Foto: Reprodução
Decisão judicial garante remuneração de Chico 2000 e Sargento Joelson, mesmo sob investigação e sem atuação parlamentar, até o fim do ano.
O procurador da Câmara de Cuiabá, Eustáquio Neto, comunicou que a Casa de Leis não deve recorrer da decisão judicial da da juíza do Núcleo de Inquéritos Policiais (Nipo), Fernanda Mayumi Kobayashi, que determinou o pagamento do salário dos vereadores afastados Chico 2000 (PL) e Sargento Joelson (PSB). Com isso, cerca de R$ 80 mil mensais devem ser destinados aos dois vereadores juntos, somados com encargos. O valor representa R$ 480 mil até o fim do ano.
“A procuradoria se manifestou pelo não pagamento e continuamos com o mesmo entendimento que os vereadores não têm vindo trabalhar. No entanto, a Câmara respeita as decisões do Poder Judiciário e nesse momento é inviável recorrer da decisão, uma vez que no TJ o entendimento é que o afastamento cautelar protege as investigações. Os salários dos vereadores, ao menos o principal, deve ser mantido e por hora não vamos recorrer”, informou à imprensa.
Eustáquio ponderou que a procuradoria fez análises com base na legislação e regimento interno da Casa de Leis. Em sua interpretação, seria injusto a remuneração dos parlamentares afastados, uma vez que a Câmara “não tem culpa” da investigação e trata-se de dinheiro público
“Não é certo ao nosso ver a Câmara ter que pagar 29 vereadores se estão trabalhando 27, mas vamos respeitar a decisão da justiça e cumprir”, acrescentou.

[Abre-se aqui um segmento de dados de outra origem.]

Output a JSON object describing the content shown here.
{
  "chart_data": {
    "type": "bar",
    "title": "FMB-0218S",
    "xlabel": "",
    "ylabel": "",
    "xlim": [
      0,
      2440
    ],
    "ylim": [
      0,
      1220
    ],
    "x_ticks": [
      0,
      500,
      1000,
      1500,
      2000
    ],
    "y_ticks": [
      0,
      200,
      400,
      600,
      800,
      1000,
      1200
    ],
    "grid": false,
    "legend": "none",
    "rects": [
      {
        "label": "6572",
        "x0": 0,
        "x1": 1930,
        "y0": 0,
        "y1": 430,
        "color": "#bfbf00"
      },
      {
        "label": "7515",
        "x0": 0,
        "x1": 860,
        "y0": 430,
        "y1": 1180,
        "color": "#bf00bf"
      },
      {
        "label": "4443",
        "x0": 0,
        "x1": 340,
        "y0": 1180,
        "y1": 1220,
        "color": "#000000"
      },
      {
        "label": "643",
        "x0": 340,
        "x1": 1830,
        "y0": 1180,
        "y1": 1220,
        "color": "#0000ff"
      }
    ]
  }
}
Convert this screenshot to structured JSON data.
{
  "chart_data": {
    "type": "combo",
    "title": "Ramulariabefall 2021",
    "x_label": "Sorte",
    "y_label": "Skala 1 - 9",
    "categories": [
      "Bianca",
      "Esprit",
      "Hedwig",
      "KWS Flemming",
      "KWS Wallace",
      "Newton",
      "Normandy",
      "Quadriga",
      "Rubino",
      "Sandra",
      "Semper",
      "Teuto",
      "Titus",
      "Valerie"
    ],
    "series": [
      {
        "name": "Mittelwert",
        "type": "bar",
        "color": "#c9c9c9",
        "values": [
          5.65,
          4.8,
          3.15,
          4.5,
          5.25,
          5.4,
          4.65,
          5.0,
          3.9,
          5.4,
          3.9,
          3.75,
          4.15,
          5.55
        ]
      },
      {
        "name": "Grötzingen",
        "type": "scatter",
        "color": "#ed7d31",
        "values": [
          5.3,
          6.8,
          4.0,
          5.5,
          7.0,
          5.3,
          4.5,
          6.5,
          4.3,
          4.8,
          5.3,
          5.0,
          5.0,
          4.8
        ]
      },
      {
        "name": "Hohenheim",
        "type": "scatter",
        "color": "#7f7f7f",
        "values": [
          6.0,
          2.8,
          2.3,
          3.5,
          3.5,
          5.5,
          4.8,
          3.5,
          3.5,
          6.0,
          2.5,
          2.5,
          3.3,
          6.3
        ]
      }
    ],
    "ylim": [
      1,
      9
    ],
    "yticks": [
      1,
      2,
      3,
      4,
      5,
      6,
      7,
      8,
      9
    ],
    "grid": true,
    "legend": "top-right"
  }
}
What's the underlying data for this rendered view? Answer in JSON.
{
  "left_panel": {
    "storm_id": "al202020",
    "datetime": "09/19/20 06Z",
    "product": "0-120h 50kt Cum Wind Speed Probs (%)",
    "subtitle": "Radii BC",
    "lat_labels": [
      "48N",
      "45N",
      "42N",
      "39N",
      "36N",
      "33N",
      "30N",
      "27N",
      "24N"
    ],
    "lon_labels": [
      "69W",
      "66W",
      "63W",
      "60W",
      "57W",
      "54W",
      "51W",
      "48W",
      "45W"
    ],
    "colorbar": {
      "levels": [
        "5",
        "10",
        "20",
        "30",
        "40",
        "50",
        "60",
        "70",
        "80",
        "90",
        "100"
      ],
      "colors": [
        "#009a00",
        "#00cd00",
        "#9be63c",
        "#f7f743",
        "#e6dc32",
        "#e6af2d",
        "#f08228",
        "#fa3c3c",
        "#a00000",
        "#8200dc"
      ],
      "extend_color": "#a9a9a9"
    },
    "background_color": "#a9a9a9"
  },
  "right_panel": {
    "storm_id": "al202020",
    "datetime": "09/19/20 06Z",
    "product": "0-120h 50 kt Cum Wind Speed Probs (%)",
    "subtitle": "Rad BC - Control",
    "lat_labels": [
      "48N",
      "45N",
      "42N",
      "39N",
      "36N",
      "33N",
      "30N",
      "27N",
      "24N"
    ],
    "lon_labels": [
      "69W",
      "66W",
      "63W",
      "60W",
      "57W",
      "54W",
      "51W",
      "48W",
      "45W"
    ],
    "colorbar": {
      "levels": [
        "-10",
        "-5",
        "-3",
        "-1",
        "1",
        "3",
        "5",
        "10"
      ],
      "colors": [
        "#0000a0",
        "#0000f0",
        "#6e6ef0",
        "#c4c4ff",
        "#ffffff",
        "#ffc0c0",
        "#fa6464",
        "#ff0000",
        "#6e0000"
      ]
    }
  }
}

De acordo com o setor de finanças, em torno de R$ 80 mil por mês serão pagos a Chico e Joelson, mesmo sem trabalharem, somados a encargos. No entanto, ressaltou que gratificação e verba indenizatória continuam suspensas.
Conforme o procurador, a Câmara não é uma das partes no processo, portanto não poderia “interferir” nas investigações, assim não foi cedido acesso ao processo e os vereadores assim como os servidores só tem acesso aos conteúdo veiculados na mídia,
Além disso, ele acrescentou que a Câmara precisa dos autos para saber o teor das investigações, quais seriam as suspeitas, provas ou elementos no sentido de tomar medidas internas cabíveis quanto a questão ética e de decoro, visando inclusive a decisão de cassação ou não dos vereadores afastados. Porém, o acesso tem sido dificultado.
Referente a operação Rescaldo, da Polícia Federal, que apura crimes eleitorais praticados na eleição de 2024, e que teve como alvo Chico 2000 (PL) na quinta-feira (5), o procurador assegurou que serão solicitadas informações sobre a apuração.